Archive for June, 2014

2-15 and 2-27 having hard drive issues

Monday, June 30th, 2014

I may just have a lot of bad hard drives, or they may have backplane issues… I saw this with compute-2-1 at some point, and I don’t remember the exact resolution… I’ll go read that post and see if I blogged about it. At this point, after replacing the hard drives multiple times and seeing different kinds of errors (can’t find the hard drive at all, then loses communication in the middle of an install and resets multiple times), I’ve got a couple of hard drives in there that are working, but I still think it might be a physical backplane connectivity issue…

compute-4-3 reset

Monday, June 30th, 2014

BIOS says: Warning: A fatal error has caused system reset! Continue? I said yes. If it happens again, I’ll worry about it.

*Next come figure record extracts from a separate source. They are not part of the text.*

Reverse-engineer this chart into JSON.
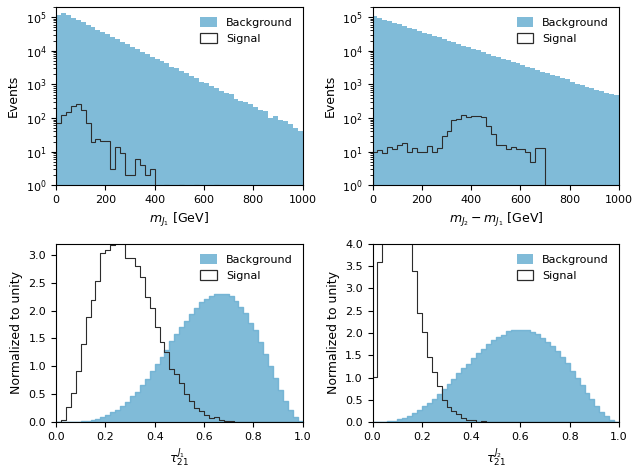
{
  "fig_width": 6.4,
  "fig_height": 4.76,
  "dpi": 100,
  "bg_color": "#ffffff",
  "fill_color": "#6aafd2",
  "fill_alpha": 0.85,
  "signal_color": "#2c2c2c",
  "top_left": {
    "xlabel": "$m_{J_1}$ [GeV]",
    "ylabel": "Events",
    "xlim": [
      0,
      1000
    ],
    "ylim_log": [
      1,
      200000.0
    ],
    "xticks": [
      0,
      200,
      400,
      600,
      800,
      1000
    ],
    "nbins": 50
  },
  "top_right": {
    "xlabel": "$m_{J_2} - m_{J_1}$ [GeV]",
    "ylabel": "Events",
    "xlim": [
      0,
      1000
    ],
    "ylim_log": [
      1,
      200000.0
    ],
    "xticks": [
      0,
      200,
      400,
      600,
      800,
      1000
    ],
    "nbins": 50
  },
  "bot_left": {
    "xlabel": "$\\tau_{21}^{J_1}$",
    "ylabel": "Normalized to unity",
    "xlim": [
      0.0,
      1.0
    ],
    "ylim": [
      0,
      3.2
    ],
    "yticks": [
      0.0,
      0.5,
      1.0,
      1.5,
      2.0,
      2.5,
      3.0
    ],
    "xticks": [
      0.0,
      0.2,
      0.4,
      0.6,
      0.8,
      1.0
    ],
    "nbins": 50,
    "bg_beta_a": 5.0,
    "bg_beta_b": 3.0,
    "sig_beta_a": 4.0,
    "sig_beta_b": 10.0
  },
  "bot_right": {
    "xlabel": "$\\tau_{21}^{J_2}$",
    "ylabel": "Normalized to unity",
    "xlim": [
      0.0,
      1.0
    ],
    "ylim": [
      0,
      4.0
    ],
    "yticks": [
      0.0,
      0.5,
      1.0,
      1.5,
      2.0,
      2.5,
      3.0,
      3.5,
      4.0
    ],
    "xticks": [
      0.0,
      0.2,
      0.4,
      0.6,
      0.8,
      1.0
    ],
    "nbins": 50,
    "bg_beta_a": 4.0,
    "bg_beta_b": 3.0,
    "sig_beta_a": 2.5,
    "sig_beta_b": 18.0
  },
  "legend_labels": [
    "Background",
    "Signal"
  ]
}
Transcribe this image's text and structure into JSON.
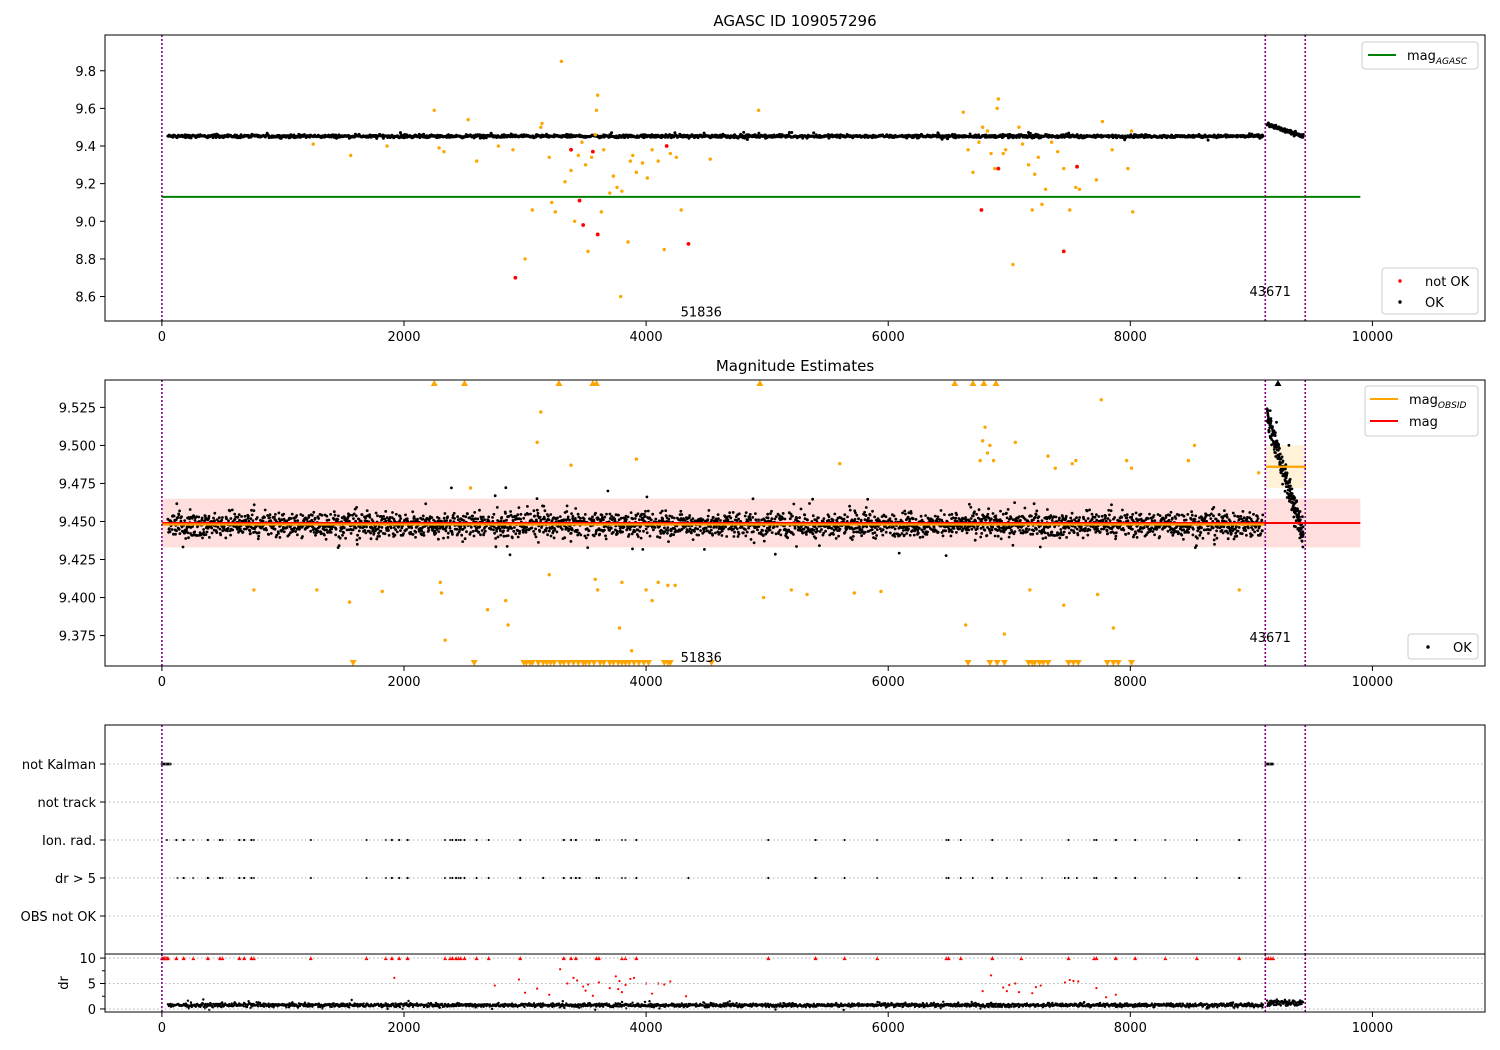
{
  "chart_data": [
    {
      "type": "scatter",
      "title": "AGASC ID 109057296",
      "xlim": [
        -470,
        10930
      ],
      "ylim": [
        8.47,
        9.99
      ],
      "yticks": [
        8.6,
        8.8,
        9.0,
        9.2,
        9.4,
        9.6,
        9.8
      ],
      "ytick_labels": [
        "8.6",
        "8.8",
        "9.0",
        "9.2",
        "9.4",
        "9.6",
        "9.8"
      ],
      "xticks": [
        0,
        2000,
        4000,
        6000,
        8000,
        10000
      ],
      "xtick_labels": [
        "0",
        "2000",
        "4000",
        "6000",
        "8000",
        "10000"
      ],
      "mag_agasc": 9.13,
      "mag_agasc_xrange": [
        0,
        9900
      ],
      "vlines": [
        0,
        9115,
        9445
      ],
      "obsid_labels": [
        {
          "x": 4450,
          "y": 8.52,
          "text": "51836"
        },
        {
          "x": 9150,
          "y": 8.63,
          "text": "43671"
        }
      ],
      "ok_band": {
        "x_start": 50,
        "x_end": 9100,
        "center": 9.452,
        "spread": 0.012,
        "count": 1800
      },
      "ok_band_late": {
        "x_start": 9130,
        "x_end": 9430,
        "start": 9.515,
        "end": 9.45,
        "spread": 0.012,
        "count": 140
      },
      "series_orange": [
        [
          2250,
          9.59
        ],
        [
          2530,
          9.54
        ],
        [
          2290,
          9.39
        ],
        [
          2330,
          9.37
        ],
        [
          2600,
          9.32
        ],
        [
          2780,
          9.4
        ],
        [
          2900,
          9.38
        ],
        [
          3000,
          8.8
        ],
        [
          3060,
          9.06
        ],
        [
          3130,
          9.5
        ],
        [
          3140,
          9.52
        ],
        [
          3200,
          9.34
        ],
        [
          3220,
          9.1
        ],
        [
          3250,
          9.05
        ],
        [
          3300,
          9.85
        ],
        [
          3330,
          9.21
        ],
        [
          3380,
          9.27
        ],
        [
          3410,
          9.0
        ],
        [
          3440,
          9.35
        ],
        [
          3470,
          9.42
        ],
        [
          3500,
          9.3
        ],
        [
          3520,
          8.84
        ],
        [
          3550,
          9.34
        ],
        [
          3580,
          9.46
        ],
        [
          3590,
          9.59
        ],
        [
          3600,
          9.67
        ],
        [
          3630,
          9.05
        ],
        [
          3650,
          9.38
        ],
        [
          3700,
          9.15
        ],
        [
          3730,
          9.24
        ],
        [
          3760,
          9.18
        ],
        [
          3790,
          8.6
        ],
        [
          3800,
          9.16
        ],
        [
          3850,
          8.89
        ],
        [
          3870,
          9.32
        ],
        [
          3890,
          9.35
        ],
        [
          3920,
          9.26
        ],
        [
          3970,
          9.31
        ],
        [
          4010,
          9.23
        ],
        [
          4050,
          9.38
        ],
        [
          4100,
          9.32
        ],
        [
          4150,
          8.85
        ],
        [
          4200,
          9.36
        ],
        [
          4250,
          9.34
        ],
        [
          4290,
          9.06
        ],
        [
          4530,
          9.33
        ],
        [
          4930,
          9.59
        ],
        [
          1250,
          9.41
        ],
        [
          1560,
          9.35
        ],
        [
          1860,
          9.4
        ],
        [
          6620,
          9.58
        ],
        [
          6660,
          9.38
        ],
        [
          6700,
          9.26
        ],
        [
          6750,
          9.42
        ],
        [
          6780,
          9.5
        ],
        [
          6820,
          9.48
        ],
        [
          6850,
          9.36
        ],
        [
          6880,
          9.28
        ],
        [
          6900,
          9.6
        ],
        [
          6910,
          9.65
        ],
        [
          6950,
          9.36
        ],
        [
          6970,
          9.38
        ],
        [
          7030,
          8.77
        ],
        [
          7080,
          9.5
        ],
        [
          7110,
          9.41
        ],
        [
          7160,
          9.3
        ],
        [
          7190,
          9.06
        ],
        [
          7210,
          9.25
        ],
        [
          7240,
          9.34
        ],
        [
          7270,
          9.09
        ],
        [
          7300,
          9.17
        ],
        [
          7350,
          9.42
        ],
        [
          7400,
          9.37
        ],
        [
          7450,
          9.28
        ],
        [
          7500,
          9.06
        ],
        [
          7550,
          9.18
        ],
        [
          7580,
          9.17
        ],
        [
          7720,
          9.22
        ],
        [
          7770,
          9.53
        ],
        [
          7850,
          9.38
        ],
        [
          7980,
          9.28
        ],
        [
          8010,
          9.48
        ],
        [
          8020,
          9.05
        ]
      ],
      "series_red": [
        [
          2920,
          8.7
        ],
        [
          3380,
          9.38
        ],
        [
          3450,
          9.11
        ],
        [
          3480,
          8.98
        ],
        [
          3560,
          9.37
        ],
        [
          3600,
          8.93
        ],
        [
          4170,
          9.4
        ],
        [
          4350,
          8.88
        ],
        [
          6770,
          9.06
        ],
        [
          6910,
          9.28
        ],
        [
          7450,
          8.84
        ],
        [
          7560,
          9.29
        ]
      ],
      "legend_top": {
        "label": "mag",
        "subscript": "AGASC",
        "color": "#008000"
      },
      "legend_bottom": [
        {
          "label": "not OK",
          "color": "#ff0000"
        },
        {
          "label": "OK",
          "color": "#000000"
        }
      ]
    },
    {
      "type": "scatter",
      "title": "Magnitude Estimates",
      "xlim": [
        -470,
        10930
      ],
      "ylim": [
        9.355,
        9.543
      ],
      "yticks": [
        9.375,
        9.4,
        9.425,
        9.45,
        9.475,
        9.5,
        9.525
      ],
      "ytick_labels": [
        "9.375",
        "9.400",
        "9.425",
        "9.450",
        "9.475",
        "9.500",
        "9.525"
      ],
      "xticks": [
        0,
        2000,
        4000,
        6000,
        8000,
        10000
      ],
      "xtick_labels": [
        "0",
        "2000",
        "4000",
        "6000",
        "8000",
        "10000"
      ],
      "mag": 9.449,
      "mag_band": [
        9.433,
        9.465
      ],
      "mag_xrange": [
        0,
        9900
      ],
      "mag_obsid_segments": [
        {
          "x0": 0,
          "x1": 9110,
          "y": 9.448
        },
        {
          "x0": 9120,
          "x1": 9450,
          "y": 9.486
        }
      ],
      "obsid_band": {
        "x0": 9120,
        "x1": 9450,
        "y0": 9.472,
        "y1": 9.5
      },
      "vlines": [
        0,
        9115,
        9445
      ],
      "obsid_labels": [
        {
          "x": 4450,
          "y": 9.361,
          "text": "51836"
        },
        {
          "x": 9150,
          "y": 9.374,
          "text": "43671"
        }
      ],
      "ok_band": {
        "x_start": 50,
        "x_end": 9100,
        "center": 9.448,
        "spread": 0.012,
        "count": 3200
      },
      "ok_band_late": {
        "x_start": 9130,
        "x_end": 9430,
        "start": 9.52,
        "end": 9.44,
        "spread": 0.014,
        "count": 220
      },
      "orange_points": [
        [
          2300,
          9.41
        ],
        [
          2310,
          9.403
        ],
        [
          2340,
          9.372
        ],
        [
          2690,
          9.392
        ],
        [
          2840,
          9.398
        ],
        [
          2860,
          9.382
        ],
        [
          3100,
          9.502
        ],
        [
          3130,
          9.522
        ],
        [
          3200,
          9.415
        ],
        [
          3380,
          9.487
        ],
        [
          3580,
          9.412
        ],
        [
          3600,
          9.405
        ],
        [
          3780,
          9.38
        ],
        [
          3800,
          9.41
        ],
        [
          3880,
          9.365
        ],
        [
          3920,
          9.491
        ],
        [
          4000,
          9.405
        ],
        [
          4050,
          9.398
        ],
        [
          4100,
          9.41
        ],
        [
          4180,
          9.408
        ],
        [
          4240,
          9.408
        ],
        [
          4970,
          9.4
        ],
        [
          5200,
          9.405
        ],
        [
          5330,
          9.402
        ],
        [
          5600,
          9.488
        ],
        [
          5720,
          9.403
        ],
        [
          5940,
          9.404
        ],
        [
          6640,
          9.382
        ],
        [
          6760,
          9.49
        ],
        [
          6780,
          9.503
        ],
        [
          6800,
          9.512
        ],
        [
          6820,
          9.495
        ],
        [
          6840,
          9.5
        ],
        [
          6870,
          9.49
        ],
        [
          6960,
          9.376
        ],
        [
          7050,
          9.502
        ],
        [
          7170,
          9.405
        ],
        [
          7320,
          9.493
        ],
        [
          7380,
          9.485
        ],
        [
          7450,
          9.395
        ],
        [
          7520,
          9.488
        ],
        [
          7550,
          9.49
        ],
        [
          7730,
          9.402
        ],
        [
          7760,
          9.53
        ],
        [
          7860,
          9.38
        ],
        [
          7970,
          9.49
        ],
        [
          8010,
          9.485
        ],
        [
          8480,
          9.49
        ],
        [
          8530,
          9.5
        ],
        [
          8900,
          9.405
        ],
        [
          9060,
          9.482
        ],
        [
          1550,
          9.397
        ],
        [
          1280,
          9.405
        ],
        [
          1820,
          9.404
        ],
        [
          760,
          9.405
        ],
        [
          2550,
          9.472
        ]
      ],
      "clip_top_x": [
        2250,
        2500,
        3280,
        3560,
        3590,
        4940,
        6550,
        6700,
        6790,
        6890
      ],
      "clip_bottom_x": [
        1580,
        2580,
        2990,
        3010,
        3040,
        3060,
        3110,
        3150,
        3180,
        3210,
        3240,
        3290,
        3320,
        3360,
        3400,
        3440,
        3480,
        3500,
        3530,
        3570,
        3620,
        3650,
        3700,
        3730,
        3770,
        3800,
        3830,
        3860,
        3900,
        3940,
        3980,
        4020,
        4150,
        4180,
        4200,
        4540,
        6660,
        6840,
        6900,
        6960,
        7160,
        7190,
        7210,
        7250,
        7280,
        7320,
        7490,
        7530,
        7570,
        7810,
        7860,
        7900,
        8010
      ],
      "legend_top": [
        {
          "label": "mag",
          "subscript": "OBSID",
          "color": "#ffa500"
        },
        {
          "label": "mag",
          "subscript": "",
          "color": "#ff0000"
        }
      ],
      "legend_bottom": [
        {
          "label": "OK",
          "color": "#000000"
        }
      ]
    },
    {
      "type": "scatter",
      "xlim": [
        -470,
        10930
      ],
      "categories": [
        "not Kalman",
        "not track",
        "Ion. rad.",
        "dr > 5",
        "OBS not OK"
      ],
      "xticks": [
        0,
        2000,
        4000,
        6000,
        8000,
        10000
      ],
      "xtick_labels": [
        "0",
        "2000",
        "4000",
        "6000",
        "8000",
        "10000"
      ],
      "vlines": [
        0,
        9115,
        9445
      ],
      "not_kalman_segments": [
        [
          0,
          70
        ],
        [
          9120,
          9180
        ]
      ],
      "ion_rad_x": [
        40,
        120,
        180,
        260,
        380,
        480,
        500,
        640,
        680,
        740,
        760,
        1230,
        1690,
        1850,
        1900,
        1960,
        2030,
        2340,
        2380,
        2400,
        2430,
        2450,
        2470,
        2500,
        2600,
        2700,
        2960,
        3320,
        3380,
        3420,
        3590,
        3610,
        3800,
        3830,
        3920,
        5010,
        5400,
        5640,
        5910,
        6480,
        6500,
        6600,
        6860,
        7100,
        7490,
        7700,
        7720,
        7880,
        8040,
        8290,
        8550,
        8900
      ],
      "dr_gt5_x": [
        130,
        180,
        260,
        380,
        480,
        500,
        640,
        680,
        740,
        760,
        1230,
        1690,
        1850,
        1900,
        1960,
        2030,
        2340,
        2380,
        2400,
        2430,
        2450,
        2470,
        2500,
        2600,
        2700,
        2960,
        3150,
        3320,
        3380,
        3420,
        3450,
        3590,
        3610,
        3800,
        3830,
        3920,
        4350,
        5010,
        5400,
        5640,
        5910,
        6480,
        6500,
        6600,
        6700,
        6860,
        6980,
        7100,
        7270,
        7460,
        7490,
        7560,
        7700,
        7720,
        7880,
        8040,
        8290,
        8550,
        8900
      ],
      "ylabel": "",
      "sub": {
        "ylabel": "dr",
        "ylim": [
          -0.6,
          10.8
        ],
        "yticks": [
          0,
          5,
          10
        ],
        "ytick_labels": [
          "0",
          "5",
          "10"
        ],
        "red_triangle_x": [
          0,
          10,
          20,
          30,
          40,
          50,
          120,
          180,
          260,
          380,
          480,
          500,
          640,
          680,
          740,
          760,
          1230,
          1690,
          1850,
          1900,
          1960,
          2030,
          2340,
          2380,
          2400,
          2430,
          2450,
          2470,
          2500,
          2600,
          2700,
          2960,
          3320,
          3380,
          3420,
          3590,
          3610,
          3800,
          3830,
          3920,
          5010,
          5400,
          5640,
          5910,
          6480,
          6500,
          6600,
          6860,
          7100,
          7490,
          7700,
          7720,
          7880,
          8040,
          8290,
          8550,
          8900,
          9120,
          9140,
          9160,
          9180
        ],
        "red_points": [
          [
            1920,
            6.1
          ],
          [
            2750,
            4.6
          ],
          [
            2950,
            5.8
          ],
          [
            3000,
            3.2
          ],
          [
            3100,
            4.0
          ],
          [
            3200,
            2.8
          ],
          [
            3290,
            7.8
          ],
          [
            3350,
            5.0
          ],
          [
            3400,
            6.1
          ],
          [
            3430,
            5.6
          ],
          [
            3480,
            4.4
          ],
          [
            3500,
            3.6
          ],
          [
            3520,
            4.8
          ],
          [
            3560,
            2.6
          ],
          [
            3610,
            5.2
          ],
          [
            3700,
            4.1
          ],
          [
            3750,
            6.4
          ],
          [
            3770,
            3.9
          ],
          [
            3780,
            5.5
          ],
          [
            3800,
            3.3
          ],
          [
            3830,
            4.7
          ],
          [
            3870,
            5.9
          ],
          [
            3900,
            6.1
          ],
          [
            4000,
            5.0
          ],
          [
            4050,
            3.0
          ],
          [
            4100,
            5.0
          ],
          [
            4150,
            4.8
          ],
          [
            4200,
            5.4
          ],
          [
            4330,
            2.5
          ],
          [
            6780,
            3.5
          ],
          [
            6850,
            6.6
          ],
          [
            6950,
            4.2
          ],
          [
            6980,
            3.5
          ],
          [
            7000,
            4.7
          ],
          [
            7050,
            5.0
          ],
          [
            7080,
            3.3
          ],
          [
            7190,
            3.1
          ],
          [
            7220,
            4.3
          ],
          [
            7260,
            4.6
          ],
          [
            7460,
            5.2
          ],
          [
            7500,
            5.7
          ],
          [
            7530,
            5.5
          ],
          [
            7570,
            5.4
          ],
          [
            7720,
            4.1
          ],
          [
            7800,
            2.3
          ],
          [
            7880,
            2.8
          ]
        ],
        "black_base": {
          "x_start": 50,
          "x_end": 9100,
          "center": 0.75,
          "spread": 0.55,
          "count": 2200
        },
        "black_late": {
          "x_start": 9130,
          "x_end": 9430,
          "center": 1.2,
          "spread": 0.9,
          "count": 90
        }
      }
    }
  ]
}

compute-1-12 has hardware errors

Thursday, June 26th, 2014

I’m getting kernel: [Hardware Error]: Combined Unit Error: VB Data/ECC error
Could be CPU, memory, or motherboard. This post has almost the exact same hardware we’ve got: http://ubuntuforums.org/showthread.php?t=2010489 and he didn’t have bad memory… those motherboards have been really lousy. We’ve got two coming back from RMA soon, and I’ve got a couple of spare CPUs sitting around that came back from RMA… guess I could swap one or the other of those out.